The McDonald’s-DDB deal the first domino to fall that will result in more agreements of the sort, part of a new agency-client relationship that gives smaller, unknown agencies the opportunity to win new clients while simultaneously giving those clients, always looking for a way to cut costs and get more out of their agencies, more power. The year ahead will see agencies complain — and then claw each other’s eyes out to cut sweetheart deals to land marquee clients.
There is precedent for these type of deals. The first-ever one might have been Doner, before the agency was sold to MDC Partners, in the mid-2000s, who declared to clients that it would forego profit and only share in the results. “The clients didn’t know how to handle this,” recalls Ann Billock of Ark Advisors. But it was mostly used as a ploy, say those familiar with the matter. Most people knew that the agency baked in a profit any way — and kept overheads low thanks to owning their own real estate.
The average agency margin, or markup, in the U.S. is between 13 percent and 15 percent. Procurement departments inside clients obviously look to go lower, and often tap compensation companies to do that. So if a shop asks for $100,000 as a fee, then asks for a 20 percent margin, what they really mean is a $20,000 markup on top of that fee. Some clients offer both margins and markups.
And yet zero margin deals can make sense from the agency side. For companies like Omnicom’s Hearts and Science, which won AT&T’s media business in August, many suspect that it won not only because of a data-driven pitch, but because of a new revenue-sharing model.
“It’s agency terminology to refer to these things as zero margin, from an advertiser perspective it’s a heavily incentivized performance-based contract,” says Tom Denford, chief strategy officer at consultancy ID Comms.
One of the biggest and most attractive upsides, at least right now, is on the media side. Denford says that performance-based remuneration has to be the future for agencies: “If you incentivize an agency to buy cheap media they do not care how many cans of beans you sell. You need to make sure the agency is motivated to help you sell baked beans and is aligned with your business outcome,” he says. Simply: An agency with skin in the game is likelier to operate in a client’s best interests.
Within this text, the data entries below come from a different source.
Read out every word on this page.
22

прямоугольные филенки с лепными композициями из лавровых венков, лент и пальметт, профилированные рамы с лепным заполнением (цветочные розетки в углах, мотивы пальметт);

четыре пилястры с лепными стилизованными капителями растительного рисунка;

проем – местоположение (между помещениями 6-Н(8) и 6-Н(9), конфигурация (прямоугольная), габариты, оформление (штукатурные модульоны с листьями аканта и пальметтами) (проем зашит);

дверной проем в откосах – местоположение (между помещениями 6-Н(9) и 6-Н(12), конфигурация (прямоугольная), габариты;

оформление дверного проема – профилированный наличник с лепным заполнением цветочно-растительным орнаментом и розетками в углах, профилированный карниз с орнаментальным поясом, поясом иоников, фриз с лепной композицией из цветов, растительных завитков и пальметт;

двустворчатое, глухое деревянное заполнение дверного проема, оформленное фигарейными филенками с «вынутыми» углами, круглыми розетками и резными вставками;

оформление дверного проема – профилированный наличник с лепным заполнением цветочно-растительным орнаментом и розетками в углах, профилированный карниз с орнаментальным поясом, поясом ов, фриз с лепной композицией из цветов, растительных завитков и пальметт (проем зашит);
Clients do create incentive-based structures as part of these deals. These can take multiple forms. Incentives can be based on how the company performs, overall, as well as actual advertising-related KPIs. Sometimes incentives can be based on what compensation experts dub “was it fun getting there?,” that is, was it enjoyable to work with the agency? (Most consultants say clients will usually stiff agencies on that last one, since it’s so subjective.)
If an agency operates on zero-margin and has long payment terms of 120-plus days built into contracts of 120-plus days, that can be a financial burden many agencies can’t afford to take on. And yet, the potential upside can be limitless. If sales grow 100 percent, the agency is owed a lot more money by its client. As one holding company agency CEO says on condition of anonymity, “procurement is going to get very skittish around these deals.”
“It’ll continue moving in this direction,” says Gunning. “Ten years ago we’d talk to clients about these kinds of low-margin deals but we didn’t have capabilities” to look at data and see if agency services were really making a difference. “McDonald’s has been a tipping point for us.”